There is no set amount of time for the SEC to deem the registration statements effective, but typically it takes about 30 days for the Division of Corporation Finance to review these documents. We may see meetings between the issuers and the SEC (and subsequent amendments filed) as the issuers work to get their documents in shape. The controversial issues, in-kind create/redeem and staking, at least seem to be foregone conclusions as to be out of consideration for any ETH ETF launch. Our guess is that like the spot bitcoin ETFs, the SEC won’t play favorites and allow trading to begin for them all at once. All the top players in the bitcoin ETF competition have returned for another round, with the exception of WisdomTree and Valkyrie. WisdomTree manages the smallest spot bitcoin ETF, while Valkyrie was recently acquired.
One important strategic change, however, is that Grayscale has opted to push its Grayscale Ethereum Mini Trust (ticker ETH), the (expected) low-cost alternative to the Grayscale Ethereum Trust (ticker ETHE) to the forefront this time, filing a 19b-4 (but not part of the initial SEC approval). Our guess is Grayscale does not want a replay of the spot bitcoin ETF launch, which saw the high-cost GBTC hemorrhage funds to competitors. The Grayscale Ethereum Mini Trust still hasn’t started the official SEC review process, however, so it’s unclear when it might begin trading, plus we don’t know fees for either ETH or ETHE yet. ETHE’s fee is currently 2.5%. We would expect fees for the cohort of spot ETH ETFs to be in the range of where they are for the BTC ETFs, 20 – 30 bps, with fee breaks based on AUM and duration.

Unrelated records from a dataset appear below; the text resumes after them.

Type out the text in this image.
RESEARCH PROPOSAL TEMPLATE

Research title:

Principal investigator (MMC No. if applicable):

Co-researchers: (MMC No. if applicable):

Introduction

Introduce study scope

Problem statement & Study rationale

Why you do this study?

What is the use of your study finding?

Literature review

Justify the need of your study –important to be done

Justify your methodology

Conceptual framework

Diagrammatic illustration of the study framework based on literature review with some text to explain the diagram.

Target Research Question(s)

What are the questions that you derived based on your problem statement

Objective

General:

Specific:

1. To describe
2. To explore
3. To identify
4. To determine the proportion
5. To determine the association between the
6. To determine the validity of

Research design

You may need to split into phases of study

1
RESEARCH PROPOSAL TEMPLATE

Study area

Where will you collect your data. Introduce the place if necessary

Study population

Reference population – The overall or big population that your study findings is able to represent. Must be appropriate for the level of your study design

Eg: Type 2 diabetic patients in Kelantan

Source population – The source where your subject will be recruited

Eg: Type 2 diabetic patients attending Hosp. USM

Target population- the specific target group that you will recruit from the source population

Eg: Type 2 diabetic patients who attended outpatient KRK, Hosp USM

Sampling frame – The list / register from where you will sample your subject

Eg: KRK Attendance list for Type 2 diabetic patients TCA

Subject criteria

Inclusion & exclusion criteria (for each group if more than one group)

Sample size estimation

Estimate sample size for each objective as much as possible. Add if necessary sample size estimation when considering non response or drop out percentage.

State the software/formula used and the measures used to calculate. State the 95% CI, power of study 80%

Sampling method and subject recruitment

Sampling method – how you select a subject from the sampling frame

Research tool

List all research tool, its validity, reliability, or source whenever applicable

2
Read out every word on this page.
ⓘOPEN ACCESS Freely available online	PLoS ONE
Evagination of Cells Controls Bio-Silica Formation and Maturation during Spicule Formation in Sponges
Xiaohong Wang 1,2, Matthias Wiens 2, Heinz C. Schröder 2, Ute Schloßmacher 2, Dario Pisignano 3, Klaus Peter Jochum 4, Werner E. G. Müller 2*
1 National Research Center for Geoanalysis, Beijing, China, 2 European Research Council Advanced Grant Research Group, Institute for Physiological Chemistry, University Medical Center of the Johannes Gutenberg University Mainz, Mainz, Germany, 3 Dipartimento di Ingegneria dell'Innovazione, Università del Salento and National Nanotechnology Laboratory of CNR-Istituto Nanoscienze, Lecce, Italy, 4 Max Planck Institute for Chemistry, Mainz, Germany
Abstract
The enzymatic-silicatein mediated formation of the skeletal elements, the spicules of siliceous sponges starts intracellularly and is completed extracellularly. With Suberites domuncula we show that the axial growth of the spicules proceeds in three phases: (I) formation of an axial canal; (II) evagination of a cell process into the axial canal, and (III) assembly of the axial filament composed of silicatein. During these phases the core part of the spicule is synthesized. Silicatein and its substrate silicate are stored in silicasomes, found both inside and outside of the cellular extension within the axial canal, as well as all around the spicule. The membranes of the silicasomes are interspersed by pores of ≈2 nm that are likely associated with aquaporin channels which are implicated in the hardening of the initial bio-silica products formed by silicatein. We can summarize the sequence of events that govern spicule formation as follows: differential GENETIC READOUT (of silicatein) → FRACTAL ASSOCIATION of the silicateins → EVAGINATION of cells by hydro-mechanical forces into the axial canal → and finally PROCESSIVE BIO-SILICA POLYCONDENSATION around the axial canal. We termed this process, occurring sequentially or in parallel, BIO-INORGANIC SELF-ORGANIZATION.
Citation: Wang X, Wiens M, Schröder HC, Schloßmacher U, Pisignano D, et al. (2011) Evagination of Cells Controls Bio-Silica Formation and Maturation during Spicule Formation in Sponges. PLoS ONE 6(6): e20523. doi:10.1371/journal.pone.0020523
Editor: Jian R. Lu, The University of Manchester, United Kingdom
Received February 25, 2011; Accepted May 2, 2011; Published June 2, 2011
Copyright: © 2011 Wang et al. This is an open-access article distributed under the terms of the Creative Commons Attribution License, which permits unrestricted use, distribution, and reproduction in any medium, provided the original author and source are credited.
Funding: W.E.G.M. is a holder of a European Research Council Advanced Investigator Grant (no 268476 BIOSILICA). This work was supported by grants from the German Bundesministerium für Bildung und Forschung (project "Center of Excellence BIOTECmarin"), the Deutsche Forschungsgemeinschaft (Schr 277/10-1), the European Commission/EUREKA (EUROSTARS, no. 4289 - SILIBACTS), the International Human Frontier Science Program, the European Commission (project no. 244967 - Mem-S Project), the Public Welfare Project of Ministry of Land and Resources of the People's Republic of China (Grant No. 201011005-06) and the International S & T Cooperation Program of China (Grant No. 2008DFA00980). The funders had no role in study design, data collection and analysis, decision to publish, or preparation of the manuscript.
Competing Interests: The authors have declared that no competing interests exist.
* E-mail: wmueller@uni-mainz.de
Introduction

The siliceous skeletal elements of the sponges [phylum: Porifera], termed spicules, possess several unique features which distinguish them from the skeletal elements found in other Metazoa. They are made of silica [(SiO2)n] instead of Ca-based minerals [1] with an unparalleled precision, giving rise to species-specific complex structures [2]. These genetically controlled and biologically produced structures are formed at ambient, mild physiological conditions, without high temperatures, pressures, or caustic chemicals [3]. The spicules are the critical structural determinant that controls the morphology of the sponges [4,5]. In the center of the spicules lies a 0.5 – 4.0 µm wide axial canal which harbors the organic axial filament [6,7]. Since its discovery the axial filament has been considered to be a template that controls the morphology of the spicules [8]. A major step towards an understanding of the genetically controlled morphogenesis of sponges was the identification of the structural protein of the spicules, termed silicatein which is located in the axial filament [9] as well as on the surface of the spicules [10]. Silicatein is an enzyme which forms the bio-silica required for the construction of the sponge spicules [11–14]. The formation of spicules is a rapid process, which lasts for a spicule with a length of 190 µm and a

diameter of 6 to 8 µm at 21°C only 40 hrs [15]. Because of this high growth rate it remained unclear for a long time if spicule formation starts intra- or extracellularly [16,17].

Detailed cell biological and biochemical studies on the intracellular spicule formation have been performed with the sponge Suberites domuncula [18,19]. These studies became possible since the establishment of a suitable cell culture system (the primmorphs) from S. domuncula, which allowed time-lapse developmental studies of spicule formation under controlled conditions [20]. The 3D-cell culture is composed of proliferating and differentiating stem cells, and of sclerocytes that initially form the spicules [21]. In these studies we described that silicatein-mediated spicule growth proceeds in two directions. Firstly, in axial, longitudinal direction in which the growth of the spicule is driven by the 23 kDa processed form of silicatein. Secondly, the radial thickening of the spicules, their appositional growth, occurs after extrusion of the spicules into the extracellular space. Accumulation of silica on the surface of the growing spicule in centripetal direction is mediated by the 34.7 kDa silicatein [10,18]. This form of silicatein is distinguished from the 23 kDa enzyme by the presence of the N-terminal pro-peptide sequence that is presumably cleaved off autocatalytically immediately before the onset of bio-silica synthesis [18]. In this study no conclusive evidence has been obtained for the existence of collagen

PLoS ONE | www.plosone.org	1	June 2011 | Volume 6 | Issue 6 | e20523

How Big Could ETH ETFs Get?
While this game is always a challenge (the popularity of the spot bitcoin ETFs certainly has pleasantly outpaced our initial expectations), at this point we have some guideposts with the bitcoin ETFs, both spot and futures. Some analogies, however, have been very incongruous. For example, the ETH futures ETFs, which launched in October of last year, have been wildly unpopular compared to the launch of the BITO bitcoin futures ETF, gathering less than 2% of the inflows in the first 90 days. Much of that likely had to do with cycle timing as the launch of BITO marked THE last cycle peak, while the launch of the ETH futures ETFs came amidst a very bitcoin dominated part of the cycle (still true today).